The www.hortidaily.com portal tells about the features of the local small greenhouse business in Finland.
… In the south-west of Finland, about 160 km from Helsinki, is Turku. With a population of around 175,000, it is the fifth largest city in the country and is surrounded by greenhouses run by DeliVerde, a lettuce and culinary herb company.
Finland is almost completely self-sufficient in lettuce and greens.
“Growing lettuce and herbs in our climate is not easy at all. It requires a lot, but thanks to many years of experience, the Finns have become specialists. Greenhouse area in Finland, for example, is larger than in Denmark, Sweden and Norway combined, and Finnish consumers love local produce. If supermarkets promote Danish salad or Polish tomatoes, success is by no means guaranteed. – Says co-owner of DeliVerde and at the same time sales manager Lisa Lindroth. – This is partly why we do not export much. Of course, it would be interesting to export, but it will hurt our business.
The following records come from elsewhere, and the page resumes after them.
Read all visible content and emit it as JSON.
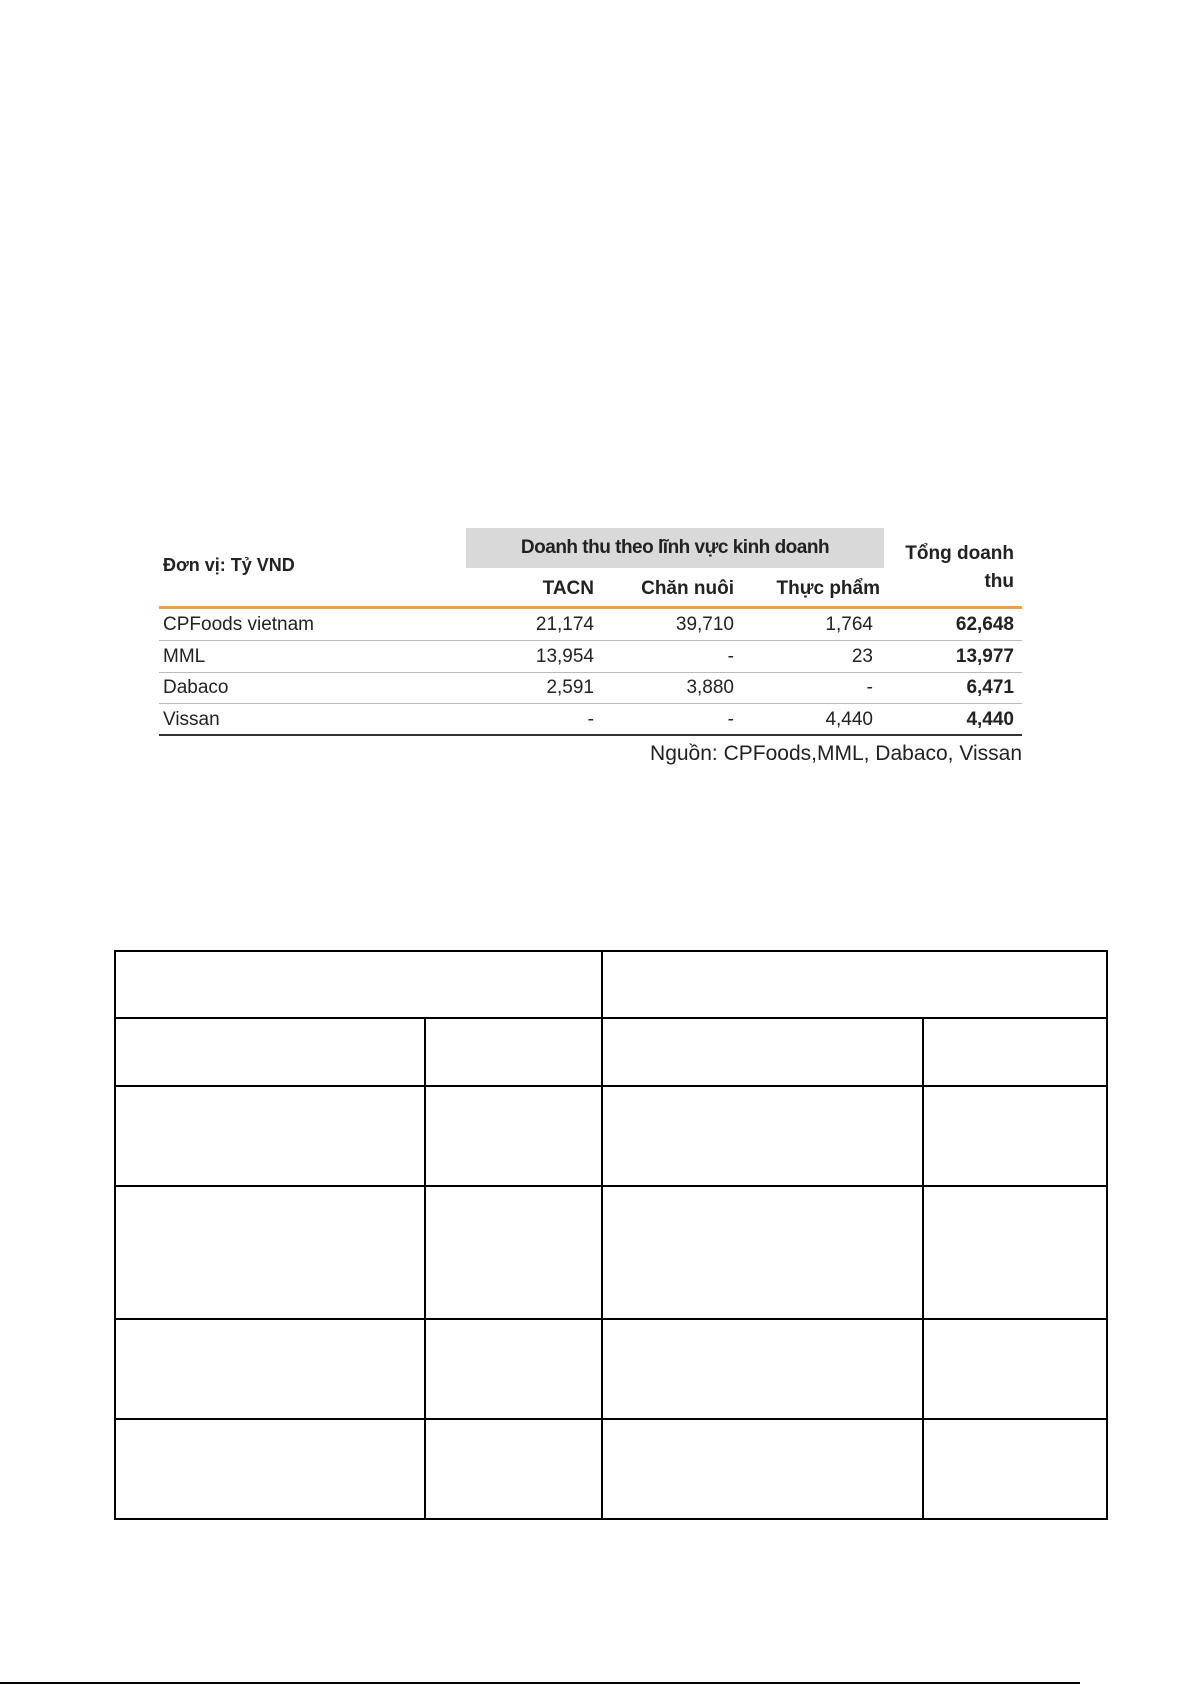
{
  "revenue_table": {
    "unit_label": "Đơn vị: Tỷ VND",
    "group_header": "Doanh thu theo lĩnh vực kinh doanh",
    "total_header": "Tổng doanh thu",
    "columns": [
      "TACN",
      "Chăn nuôi",
      "Thực phẩm"
    ],
    "rows": [
      {
        "name": "CPFoods vietnam",
        "values": [
          "21,174",
          "39,710",
          "1,764"
        ],
        "total": "62,648"
      },
      {
        "name": "MML",
        "values": [
          "13,954",
          "-",
          "23"
        ],
        "total": "13,977"
      },
      {
        "name": "Dabaco",
        "values": [
          "2,591",
          "3,880",
          "-"
        ],
        "total": "6,471"
      },
      {
        "name": "Vissan",
        "values": [
          "-",
          "-",
          "4,440"
        ],
        "total": "4,440"
      }
    ],
    "source": "Nguồn: CPFoods,MML, Dabaco, Vissan",
    "accent_color": "#f0a040"
  }
}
Finns will not understand why we sell imported products under our brand. If we have a slightly smaller crop, so be it. Our clients know what horticulture is, although we control many greenhouse conditions where lettuce and culinary herbs cover an area of 2 hectares, plus there is another 3 hectares of outdoor seasonal vegetables. We started as a small business, and in fact we still are. It must be said that we started as a rose nursery, but fortunately due to tough competition from Dutch companies, among other things, we switched to lettuce and added herbs in the late 1990s. This turned out to be a much more profitable strategy.
Many Finnish lettuce growers grow small 100g lettuce varieties which are very popular here. So, as a small business, we had to take a different approach and opt for large head varieties. We give them time to grow slowly, so they are crispy, of excellent quality, keep well and are very tasty. Our herbs are also usually larger than their counterparts. As a result, the quality attracted the attention of expensive eateries, and today we supply some of the best restaurants in Finland. We have coriander, mint, basil, parsley, thyme, rosemary and dill, which Finns love with their fish dishes. Herbs sell especially well during the many spring holidays. Of the salads, the most popular are “ice” salad, salanova, lollo rosso and romaine.
In Finland, social motives and environmental concerns partly determine the preference for local cultivation.
“Importing lettuce from Spain does not work here. People see on TV how African seasonal workers work and live there, and what happens to all this plastic from greenhouses? These things affect the buying habits of Finns – not to deal with companies that do not comply with social and environmental laws. Manufacturers need to show that they are paying people at least the minimum wage,” says Lisa.
DeliVerde heats greenhouses with waste from oats and the furniture industry. “In winter, snow accumulates on the roof, but we continue production. Lisa Lindroth says – We clean the snow, heating the greenhouse just melts it. The heating system is located in a separate building. The boiler is multifunctional and uses wood waste from the furniture industry or oat waste. We are very environmentally friendly and reuse 100% of the water we use in greenhouses, and the plants grow in natural light, developing quite normally. Peat and vegetable waste from greenhouses are composted and then added to soil for outdoor cultivation. Finnish consumers consider the environmental component very important. And we are happy to take them into account,” concludes Lindroth.